In order to make individual mobility sustainable and to turn smart cities into a reality, Porsche is developing innovative products and services to shape flexible and convenient mobility. These include pioneering parking solutions (such as intelligent parking space searches and convenient, ticketless car park usage, etc.), needs-driven car usage (such as flexible usage models and premium rental at Porsche hotspots), seamless integration with other forms of transport and the best possible use of electric cars thanks to optimised charging services and products (for charging at home and in public places). Agile interdisciplinary teams are developing concepts that take their lead from customers’ latest requirements and putting them into action. This development is underpinned by close cooperation between the company’s different departments, an open information policy, early piloting in different markets and stakeholder involvement.
Another key area involves Porsche’s corporate mobility management options, which aim to ensure sustainable mobility behaviour on the part of employees. Interdepartmental projects have seen Porsche develop comprehensive measures at its sites in order to reduce the environmental and social impact of employees’ mobility behaviour. The project is particularly relevant to the main plant in Zuffenhausen, which is located in an urban area. The employees based there and at the development site in Weissach receive a monthly subsidy for the company ticket for local public transport and the Job-Ticket offered by railway provider Deutsche Bahn. In addition, the Porsche plant ID card serves as a ticket for business travel on the local S-Bahn train route between the Weilimdorf and Zuffenhausen sites in Stuttgart. Porsche was also the first employer in the Stuttgart region to enables its staff to use the company ID card as a free public transport ticket when air pollution alerts are in effect.

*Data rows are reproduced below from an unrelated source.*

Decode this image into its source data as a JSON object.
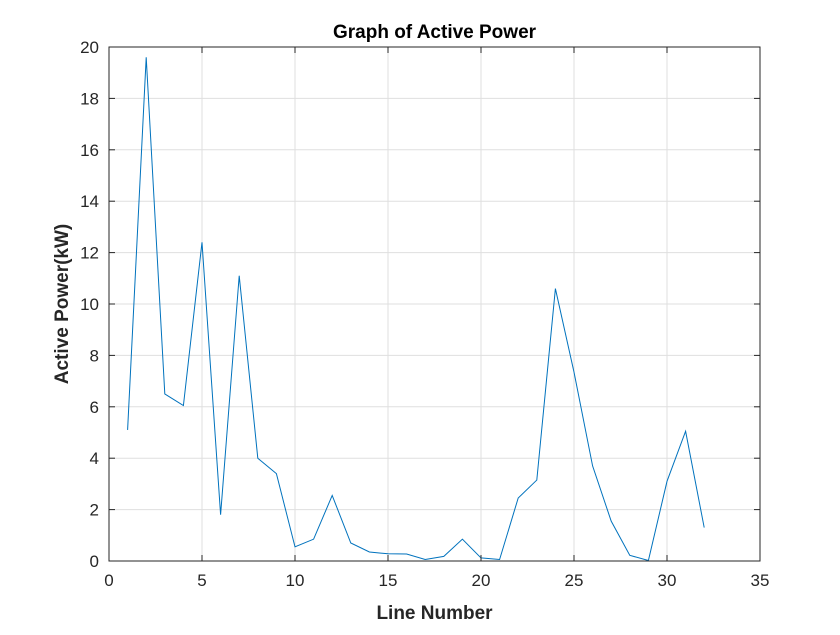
{
  "chart_data": {
    "type": "line",
    "title": "Graph of Active Power",
    "xlabel": "Line Number",
    "ylabel": "Active Power(kW)",
    "xlim": [
      0,
      35
    ],
    "ylim": [
      0,
      20
    ],
    "xticks": [
      "0",
      "5",
      "10",
      "15",
      "20",
      "25",
      "30",
      "35"
    ],
    "yticks": [
      "0",
      "2",
      "4",
      "6",
      "8",
      "10",
      "12",
      "14",
      "16",
      "18",
      "20"
    ],
    "grid": true,
    "line_color": "#0072BD",
    "series": [
      {
        "x": [
          1,
          2,
          3,
          4,
          5,
          6,
          7,
          8,
          9,
          10,
          11,
          12,
          13,
          14,
          15,
          16,
          17,
          18,
          19,
          20,
          21,
          22,
          23,
          24,
          25,
          26,
          27,
          28,
          29,
          30,
          31,
          32
        ],
        "values": [
          5.1,
          19.6,
          6.5,
          6.05,
          12.4,
          1.8,
          11.1,
          4.0,
          3.4,
          0.55,
          0.85,
          2.55,
          0.7,
          0.35,
          0.28,
          0.27,
          0.06,
          0.18,
          0.85,
          0.12,
          0.06,
          2.45,
          3.15,
          10.6,
          7.35,
          3.7,
          1.55,
          0.22,
          0.02,
          3.1,
          5.05,
          1.3
        ]
      }
    ]
  }
}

In the reporting year, Porsche established a work bike programme, and offers attractive benefits for employees when purchasing a bicycle. The company also engaged in particular efforts to expand the bike parking spaces as well as the shower and changing facilities at its Zuffenhausen site. A dedicated carpooling app also helps employees to set up carpools for travelling to work and on business. Drivers and passengers can enter their departure location, destination and desired departure time, with the app then combining these requests to generate a personal itinerary.
In addition, the availability of parking at the plant and mobility around the site grounds are being continuously optimised. Considerable improvements have already been achieved through the installation of a digital, stationary parking and information system as well as through the launch of the Porsche parking space app, which displays free parking spaces with pinpoint accuracy. The company has also successfully reduced the amount of traffic between the plants by further expanding the frequent bus shuttle routes.
Charging stations for private electric cars as well as Porsche company and leasing cars are available to employees and visitors alike. The charging infrastructure within the plants is also being continually enhanced. To enable the cars to undertake carbon-neutral local journeys, the charging stations are supplied with 100 per cent certified green electricity. Porsche intends to significantly increase the proportion of electric-drive and hybrid-drive cars within the fleet of company and leasing cars.
Further measures to reduce traffic and actively shape sustainable employee mobility are also planned.
In accordance with the Global Reporting Initiative Standards, information provided on the topic of “new mobility options” contributes to the reporting requirements of GRI 305: Emissions.